Bisher ermittelte die Polizei gegen die junge Iserlohnerin wegen eines illegalen Kraftfahrzeugrennens und eine Bodenverunreinigung. Nun hat sie jedoch ausgesagt, dass sie gar nicht gefahren sei.

Statt ihrer hätte ein Bekannter am Steuer gesessen – und dieser Bekannte ist gerade erst 17 Jahre jung. Dieser junge Mann also habe mit dem Wagen ihrer Eltern einer Polizeistreife in einem Kreisverkehr in Hemer die Vorfahrt genommen und sei dann (unter Missachtung zahlreicher Verkehrsregeln)  in den Wald an der Stadtgrenze nach Balve flüchtete.

Als bei der Flucht die Ölwanne aufriss, ergoss sich das Schmiermittel mehrere hundert Meter über den Waldweg, bis der Behälter leer war und der Wagen liegenblieb.

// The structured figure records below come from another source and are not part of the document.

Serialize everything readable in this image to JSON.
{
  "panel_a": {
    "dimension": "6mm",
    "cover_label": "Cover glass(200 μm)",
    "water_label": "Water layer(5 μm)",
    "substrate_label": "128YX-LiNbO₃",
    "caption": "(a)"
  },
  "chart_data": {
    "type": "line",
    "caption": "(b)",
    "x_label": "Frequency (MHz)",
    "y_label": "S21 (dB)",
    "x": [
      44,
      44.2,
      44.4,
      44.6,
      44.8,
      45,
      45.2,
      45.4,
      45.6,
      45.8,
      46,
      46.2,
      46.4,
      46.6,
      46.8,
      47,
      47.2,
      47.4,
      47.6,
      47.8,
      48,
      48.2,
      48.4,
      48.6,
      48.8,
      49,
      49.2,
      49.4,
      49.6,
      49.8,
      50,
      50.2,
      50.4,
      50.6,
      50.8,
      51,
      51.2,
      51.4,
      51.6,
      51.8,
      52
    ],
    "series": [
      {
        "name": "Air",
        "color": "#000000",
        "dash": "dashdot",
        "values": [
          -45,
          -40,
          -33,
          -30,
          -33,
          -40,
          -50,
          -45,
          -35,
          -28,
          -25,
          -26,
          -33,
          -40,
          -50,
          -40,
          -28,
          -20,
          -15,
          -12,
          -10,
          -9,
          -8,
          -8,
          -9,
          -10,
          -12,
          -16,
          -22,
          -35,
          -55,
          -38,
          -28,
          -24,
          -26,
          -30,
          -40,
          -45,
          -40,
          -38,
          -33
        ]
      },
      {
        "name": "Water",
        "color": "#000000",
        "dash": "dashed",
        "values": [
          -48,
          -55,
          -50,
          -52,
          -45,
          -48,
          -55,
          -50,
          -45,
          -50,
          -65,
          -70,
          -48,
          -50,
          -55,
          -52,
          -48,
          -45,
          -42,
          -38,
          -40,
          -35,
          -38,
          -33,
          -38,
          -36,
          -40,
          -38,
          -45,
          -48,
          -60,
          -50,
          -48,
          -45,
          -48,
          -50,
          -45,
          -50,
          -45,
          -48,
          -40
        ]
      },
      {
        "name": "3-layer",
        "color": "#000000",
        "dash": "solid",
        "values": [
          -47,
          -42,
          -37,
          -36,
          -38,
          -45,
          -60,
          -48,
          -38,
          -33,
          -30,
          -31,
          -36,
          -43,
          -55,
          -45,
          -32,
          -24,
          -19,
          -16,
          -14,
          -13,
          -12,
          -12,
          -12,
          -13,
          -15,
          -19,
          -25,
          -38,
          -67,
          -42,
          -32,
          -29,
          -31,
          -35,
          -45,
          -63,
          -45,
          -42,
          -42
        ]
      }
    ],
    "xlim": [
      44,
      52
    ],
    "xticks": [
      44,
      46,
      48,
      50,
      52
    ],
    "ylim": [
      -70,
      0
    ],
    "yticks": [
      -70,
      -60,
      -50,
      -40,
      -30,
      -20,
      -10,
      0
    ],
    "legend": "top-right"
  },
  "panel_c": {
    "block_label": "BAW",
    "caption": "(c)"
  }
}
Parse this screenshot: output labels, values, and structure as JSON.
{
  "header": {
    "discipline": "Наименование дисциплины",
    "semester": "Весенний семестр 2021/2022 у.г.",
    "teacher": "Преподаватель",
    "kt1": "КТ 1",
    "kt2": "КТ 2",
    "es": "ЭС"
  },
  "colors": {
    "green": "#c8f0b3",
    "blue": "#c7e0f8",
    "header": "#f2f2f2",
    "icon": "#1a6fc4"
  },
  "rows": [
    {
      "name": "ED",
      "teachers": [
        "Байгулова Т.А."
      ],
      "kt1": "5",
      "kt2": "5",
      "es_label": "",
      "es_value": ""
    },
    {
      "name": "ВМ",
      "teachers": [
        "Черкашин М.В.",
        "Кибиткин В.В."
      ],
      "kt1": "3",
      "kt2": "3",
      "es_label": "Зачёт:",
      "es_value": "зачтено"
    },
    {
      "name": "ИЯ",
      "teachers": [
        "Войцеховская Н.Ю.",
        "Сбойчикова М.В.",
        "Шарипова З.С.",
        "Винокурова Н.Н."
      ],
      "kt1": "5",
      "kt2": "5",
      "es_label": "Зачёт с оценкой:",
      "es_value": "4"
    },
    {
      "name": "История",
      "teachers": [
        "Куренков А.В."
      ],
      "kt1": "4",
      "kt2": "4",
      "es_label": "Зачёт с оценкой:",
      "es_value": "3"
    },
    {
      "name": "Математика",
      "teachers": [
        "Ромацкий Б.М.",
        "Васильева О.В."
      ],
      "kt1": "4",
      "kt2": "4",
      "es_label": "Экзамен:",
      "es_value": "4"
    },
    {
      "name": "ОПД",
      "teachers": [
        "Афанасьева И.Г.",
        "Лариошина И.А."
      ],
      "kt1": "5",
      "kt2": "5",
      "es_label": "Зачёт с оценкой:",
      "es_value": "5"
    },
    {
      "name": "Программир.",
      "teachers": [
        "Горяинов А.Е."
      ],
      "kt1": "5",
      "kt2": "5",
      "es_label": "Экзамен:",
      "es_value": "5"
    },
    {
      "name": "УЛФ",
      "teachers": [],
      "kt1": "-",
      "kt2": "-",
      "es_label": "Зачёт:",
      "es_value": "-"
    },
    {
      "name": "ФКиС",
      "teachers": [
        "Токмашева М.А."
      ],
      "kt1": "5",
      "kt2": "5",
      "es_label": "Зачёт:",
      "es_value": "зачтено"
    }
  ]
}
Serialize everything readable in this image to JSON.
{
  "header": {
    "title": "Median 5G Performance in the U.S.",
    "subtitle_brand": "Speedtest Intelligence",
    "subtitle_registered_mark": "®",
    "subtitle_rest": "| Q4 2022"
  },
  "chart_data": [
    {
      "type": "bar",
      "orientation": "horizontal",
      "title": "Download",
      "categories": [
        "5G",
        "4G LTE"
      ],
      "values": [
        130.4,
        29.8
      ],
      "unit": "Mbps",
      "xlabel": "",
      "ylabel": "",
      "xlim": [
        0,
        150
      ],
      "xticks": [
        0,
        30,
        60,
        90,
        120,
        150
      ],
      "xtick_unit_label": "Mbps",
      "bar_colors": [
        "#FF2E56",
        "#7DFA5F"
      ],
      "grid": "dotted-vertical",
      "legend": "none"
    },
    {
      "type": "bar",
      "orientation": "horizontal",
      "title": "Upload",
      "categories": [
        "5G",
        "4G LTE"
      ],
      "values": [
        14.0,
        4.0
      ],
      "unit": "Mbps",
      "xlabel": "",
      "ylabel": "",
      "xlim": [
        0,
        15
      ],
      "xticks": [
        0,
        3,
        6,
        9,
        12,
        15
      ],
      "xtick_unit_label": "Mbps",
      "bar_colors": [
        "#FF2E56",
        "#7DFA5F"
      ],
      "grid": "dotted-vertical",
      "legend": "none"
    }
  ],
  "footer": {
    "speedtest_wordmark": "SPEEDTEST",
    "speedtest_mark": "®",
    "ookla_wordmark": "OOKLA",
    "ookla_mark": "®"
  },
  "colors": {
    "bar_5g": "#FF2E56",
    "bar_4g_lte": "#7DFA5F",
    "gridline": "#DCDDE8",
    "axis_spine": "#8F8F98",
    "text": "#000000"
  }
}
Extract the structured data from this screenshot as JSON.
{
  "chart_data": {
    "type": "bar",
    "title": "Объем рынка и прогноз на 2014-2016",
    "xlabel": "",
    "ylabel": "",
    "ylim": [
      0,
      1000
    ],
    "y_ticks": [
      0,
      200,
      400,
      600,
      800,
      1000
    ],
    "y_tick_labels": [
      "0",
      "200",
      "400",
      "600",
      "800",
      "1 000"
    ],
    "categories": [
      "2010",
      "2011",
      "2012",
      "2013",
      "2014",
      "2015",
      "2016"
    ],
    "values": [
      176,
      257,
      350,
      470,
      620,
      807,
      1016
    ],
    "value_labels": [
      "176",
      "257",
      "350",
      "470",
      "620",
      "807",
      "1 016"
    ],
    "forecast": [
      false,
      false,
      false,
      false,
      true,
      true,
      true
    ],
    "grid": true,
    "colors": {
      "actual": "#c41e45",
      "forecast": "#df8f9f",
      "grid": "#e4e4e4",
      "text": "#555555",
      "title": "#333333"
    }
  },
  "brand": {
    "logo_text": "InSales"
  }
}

Die Polizei ermittelt deshalb nun gegen den 17-jährigen Hemeraner. Für ihn kommt eine Anzeige wegen Fahrens ohne Fahrerlaubnis hinzu. Die 20-jährige Iserlohnerin ist damit nicht aus dem Schneider: Wer anderen die Fahrt ohne Fahrerlaubnis ermöglicht, dem drohen dieselben Strafen (Paragraf 21 Straßenverkehrsgesetz). Ihren Führerschein hat die 20-Jährige jedoch zunächst zurückbekommen.